I respectfully echo my noble friend Lord Howard of Lympne’s point, which again echoed his important speech at an earlier stage, that the theme of this matter is accountability—the accountability of Parliament and the Government to face the consequences of their actions and decisions before the electorate.
The importance of Parliament’s judgment is the central feature of the Bill and many of its other provisions are designed to ensure that Parliament’s conclusion on the safety of Rwanda is accepted by the domestic court. The treaty sets out the international legal commitments that the United Kingdom and the Rwandan Governments have made, consistent with their shared standards associated with asylum and refugee protection. It also commits both Governments to deliver against key legal assurances, in response to the conclusions of the UK Supreme Court. We are clear that we assess Rwanda to be a safe country and we are confident in the Government of Rwanda’s commitment to operationalising the partnership successfully in order to offer safety and security to those in need.
In answer to a point made by the most reverend Primate the Archbishop of Canterbury, while Sir Winston Churchill was instrumental in drawing up the body or making possible the creation of the European convention, he did not say anything to alter the constitutional principle of the supremacy of Parliament, to which I have made reference.
I return to matters raised in the submission of the noble Lord, Lord Alton of Liverpool. He posed two questions, the first on the receipt of an answer to points made by committees of your Lordships’ House. I have checked that and it is anticipated that answers to the Joint Committee on Human Rights and the Constitution Committee will be issued by Wednesday.
The noble Lord also raised costs. The point is not that doing nothing does not have costs. We will doubtless return, later at this stage of the Bill, to the enormous expense inflicted on British taxpayers—running to billions of pounds a year—by maintaining the status quo. It is that status quo that we seek to interrupt.
My point on the question of costs was not so much the £0.5 billion, but that the chair of the Home Affairs Select Committee in another place said that this was a staggering amount of money and that it was being veiled by so-called commercial confidentiality. When the Minister publishes his response to the Joint Committee on Human Rights and the Constitution Committee “by Wednesday”, will he undertake to provide further details unpacking the so-called “confidentiality” of this £0.5 billion?
If the noble Lord will permit, I will defer answering that question until later.
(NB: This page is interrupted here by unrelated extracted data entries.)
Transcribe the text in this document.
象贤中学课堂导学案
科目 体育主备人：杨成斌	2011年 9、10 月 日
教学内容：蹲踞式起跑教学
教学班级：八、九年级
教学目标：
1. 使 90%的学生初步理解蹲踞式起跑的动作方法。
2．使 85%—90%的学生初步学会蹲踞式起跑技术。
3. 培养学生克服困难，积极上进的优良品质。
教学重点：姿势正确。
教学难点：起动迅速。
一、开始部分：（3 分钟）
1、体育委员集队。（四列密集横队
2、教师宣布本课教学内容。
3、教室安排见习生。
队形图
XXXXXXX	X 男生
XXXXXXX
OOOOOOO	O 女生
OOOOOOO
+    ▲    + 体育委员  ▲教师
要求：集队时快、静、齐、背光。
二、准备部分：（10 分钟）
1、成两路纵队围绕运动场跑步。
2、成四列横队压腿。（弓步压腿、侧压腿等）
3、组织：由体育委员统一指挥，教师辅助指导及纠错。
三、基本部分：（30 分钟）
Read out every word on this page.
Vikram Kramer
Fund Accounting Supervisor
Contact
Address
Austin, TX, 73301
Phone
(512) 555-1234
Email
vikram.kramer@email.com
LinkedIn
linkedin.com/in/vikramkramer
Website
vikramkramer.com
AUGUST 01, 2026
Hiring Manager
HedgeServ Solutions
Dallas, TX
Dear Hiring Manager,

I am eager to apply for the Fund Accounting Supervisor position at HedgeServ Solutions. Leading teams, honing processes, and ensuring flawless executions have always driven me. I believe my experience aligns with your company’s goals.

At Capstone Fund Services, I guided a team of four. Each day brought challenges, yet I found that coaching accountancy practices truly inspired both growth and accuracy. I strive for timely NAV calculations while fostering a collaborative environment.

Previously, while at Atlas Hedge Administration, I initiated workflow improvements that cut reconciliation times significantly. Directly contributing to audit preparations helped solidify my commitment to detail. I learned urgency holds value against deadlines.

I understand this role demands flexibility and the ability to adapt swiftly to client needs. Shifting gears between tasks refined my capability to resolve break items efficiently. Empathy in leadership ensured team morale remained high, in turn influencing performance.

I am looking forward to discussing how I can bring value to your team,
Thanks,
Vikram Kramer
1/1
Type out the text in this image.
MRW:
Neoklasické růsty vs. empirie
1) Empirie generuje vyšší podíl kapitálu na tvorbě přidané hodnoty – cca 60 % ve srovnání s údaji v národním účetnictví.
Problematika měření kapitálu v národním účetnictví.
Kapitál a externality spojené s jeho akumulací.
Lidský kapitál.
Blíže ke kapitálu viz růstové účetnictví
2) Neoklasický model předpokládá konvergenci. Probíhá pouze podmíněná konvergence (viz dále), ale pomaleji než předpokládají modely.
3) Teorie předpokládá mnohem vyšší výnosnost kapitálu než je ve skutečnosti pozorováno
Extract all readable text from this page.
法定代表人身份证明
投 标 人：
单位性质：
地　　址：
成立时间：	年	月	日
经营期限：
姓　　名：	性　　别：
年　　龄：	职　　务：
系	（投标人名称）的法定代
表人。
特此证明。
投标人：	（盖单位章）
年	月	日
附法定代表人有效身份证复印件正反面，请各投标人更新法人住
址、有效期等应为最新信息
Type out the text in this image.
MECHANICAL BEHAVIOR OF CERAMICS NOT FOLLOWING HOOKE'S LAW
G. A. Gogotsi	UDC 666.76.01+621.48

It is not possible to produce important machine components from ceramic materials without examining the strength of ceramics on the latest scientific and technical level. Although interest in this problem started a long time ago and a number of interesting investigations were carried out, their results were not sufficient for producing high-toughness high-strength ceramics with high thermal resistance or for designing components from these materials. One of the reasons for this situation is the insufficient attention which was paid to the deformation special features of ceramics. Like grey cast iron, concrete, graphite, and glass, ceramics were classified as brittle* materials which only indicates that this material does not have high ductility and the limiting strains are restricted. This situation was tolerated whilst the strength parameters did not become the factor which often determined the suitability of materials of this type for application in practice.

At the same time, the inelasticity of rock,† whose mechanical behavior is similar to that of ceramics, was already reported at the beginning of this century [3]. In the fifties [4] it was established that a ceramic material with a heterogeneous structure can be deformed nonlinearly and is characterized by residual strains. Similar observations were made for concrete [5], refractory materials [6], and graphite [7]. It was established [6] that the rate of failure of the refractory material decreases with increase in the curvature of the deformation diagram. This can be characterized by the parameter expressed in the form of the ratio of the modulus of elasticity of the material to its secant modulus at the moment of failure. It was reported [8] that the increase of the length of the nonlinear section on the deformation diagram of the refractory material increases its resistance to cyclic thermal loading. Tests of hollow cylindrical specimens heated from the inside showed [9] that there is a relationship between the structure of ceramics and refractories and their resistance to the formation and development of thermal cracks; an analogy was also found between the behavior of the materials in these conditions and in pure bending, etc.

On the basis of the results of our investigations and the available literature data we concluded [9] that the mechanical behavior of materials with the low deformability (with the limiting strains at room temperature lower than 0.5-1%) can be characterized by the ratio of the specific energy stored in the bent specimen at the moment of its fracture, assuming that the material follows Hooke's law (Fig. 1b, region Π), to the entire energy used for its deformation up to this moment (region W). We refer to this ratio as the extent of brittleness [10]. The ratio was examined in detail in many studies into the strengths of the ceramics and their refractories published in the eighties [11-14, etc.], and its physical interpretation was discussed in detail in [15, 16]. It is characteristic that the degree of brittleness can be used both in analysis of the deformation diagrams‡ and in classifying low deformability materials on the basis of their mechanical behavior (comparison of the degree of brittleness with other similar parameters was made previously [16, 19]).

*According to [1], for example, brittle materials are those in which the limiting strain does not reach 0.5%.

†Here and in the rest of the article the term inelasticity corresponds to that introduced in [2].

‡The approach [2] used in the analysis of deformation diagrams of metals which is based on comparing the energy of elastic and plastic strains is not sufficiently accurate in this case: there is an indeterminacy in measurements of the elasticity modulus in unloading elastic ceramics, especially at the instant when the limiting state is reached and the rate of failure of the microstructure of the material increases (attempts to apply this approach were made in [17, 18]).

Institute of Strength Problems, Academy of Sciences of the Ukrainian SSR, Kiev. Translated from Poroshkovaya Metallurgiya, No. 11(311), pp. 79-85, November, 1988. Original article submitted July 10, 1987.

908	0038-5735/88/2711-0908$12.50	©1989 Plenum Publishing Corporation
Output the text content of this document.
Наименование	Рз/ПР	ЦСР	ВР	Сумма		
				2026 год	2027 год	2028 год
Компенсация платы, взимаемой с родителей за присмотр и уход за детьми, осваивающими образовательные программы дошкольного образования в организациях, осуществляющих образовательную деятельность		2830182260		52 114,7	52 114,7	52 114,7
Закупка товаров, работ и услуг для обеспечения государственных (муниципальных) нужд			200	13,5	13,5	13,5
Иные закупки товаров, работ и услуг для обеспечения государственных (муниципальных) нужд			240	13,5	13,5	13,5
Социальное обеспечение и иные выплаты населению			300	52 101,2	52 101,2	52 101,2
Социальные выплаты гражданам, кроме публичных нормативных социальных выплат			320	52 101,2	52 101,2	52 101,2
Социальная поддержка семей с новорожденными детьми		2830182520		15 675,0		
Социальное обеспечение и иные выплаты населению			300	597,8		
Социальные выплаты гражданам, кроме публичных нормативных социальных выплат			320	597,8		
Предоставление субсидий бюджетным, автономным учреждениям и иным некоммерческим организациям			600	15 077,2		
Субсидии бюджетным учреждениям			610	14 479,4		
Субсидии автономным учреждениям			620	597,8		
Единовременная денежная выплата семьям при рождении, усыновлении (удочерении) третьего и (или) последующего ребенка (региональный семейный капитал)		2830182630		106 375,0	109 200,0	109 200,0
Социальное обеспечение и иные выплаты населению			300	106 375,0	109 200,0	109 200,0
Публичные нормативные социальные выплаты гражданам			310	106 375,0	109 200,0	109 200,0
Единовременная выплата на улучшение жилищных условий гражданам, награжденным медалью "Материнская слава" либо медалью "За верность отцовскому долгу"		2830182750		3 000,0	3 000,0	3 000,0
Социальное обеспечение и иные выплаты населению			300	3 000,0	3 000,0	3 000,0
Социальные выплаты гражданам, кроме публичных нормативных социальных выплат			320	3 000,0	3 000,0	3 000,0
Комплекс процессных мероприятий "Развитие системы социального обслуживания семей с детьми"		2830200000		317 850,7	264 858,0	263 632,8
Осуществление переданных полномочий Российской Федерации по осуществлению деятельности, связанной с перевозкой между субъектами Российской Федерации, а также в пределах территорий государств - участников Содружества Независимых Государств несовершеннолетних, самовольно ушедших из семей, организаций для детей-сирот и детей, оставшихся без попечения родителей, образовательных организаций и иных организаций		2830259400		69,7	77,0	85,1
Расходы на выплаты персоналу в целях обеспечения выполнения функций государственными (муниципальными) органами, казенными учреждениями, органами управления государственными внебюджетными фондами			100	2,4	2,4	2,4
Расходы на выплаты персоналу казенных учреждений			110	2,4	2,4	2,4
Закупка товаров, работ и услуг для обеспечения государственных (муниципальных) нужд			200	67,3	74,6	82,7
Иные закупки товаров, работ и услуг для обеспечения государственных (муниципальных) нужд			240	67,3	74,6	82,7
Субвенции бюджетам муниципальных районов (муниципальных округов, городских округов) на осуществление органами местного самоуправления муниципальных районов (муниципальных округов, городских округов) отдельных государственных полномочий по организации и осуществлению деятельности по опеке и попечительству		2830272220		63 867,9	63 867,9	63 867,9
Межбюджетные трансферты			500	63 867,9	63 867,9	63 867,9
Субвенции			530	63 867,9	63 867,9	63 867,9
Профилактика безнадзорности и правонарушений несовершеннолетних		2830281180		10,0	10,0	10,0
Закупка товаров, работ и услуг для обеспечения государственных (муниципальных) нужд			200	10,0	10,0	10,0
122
So it is in order to prevent the current expenditure—the cost of housing asylum seekers is set to reach £11 billion per year by 2026—that the Government propose to act. As I have said, we assess Rwanda to be a safe country and we are confident in the Government of Rwanda’s commitment in that regard. I therefore invite the noble Lord, Lord Coaker, not to press his Amendment 2, and I also invite the noble Baroness, Lady Chakrabarti, to withdraw her amendment. If the amendments are pressed, I will have no hesitation in inviting the House to reject them.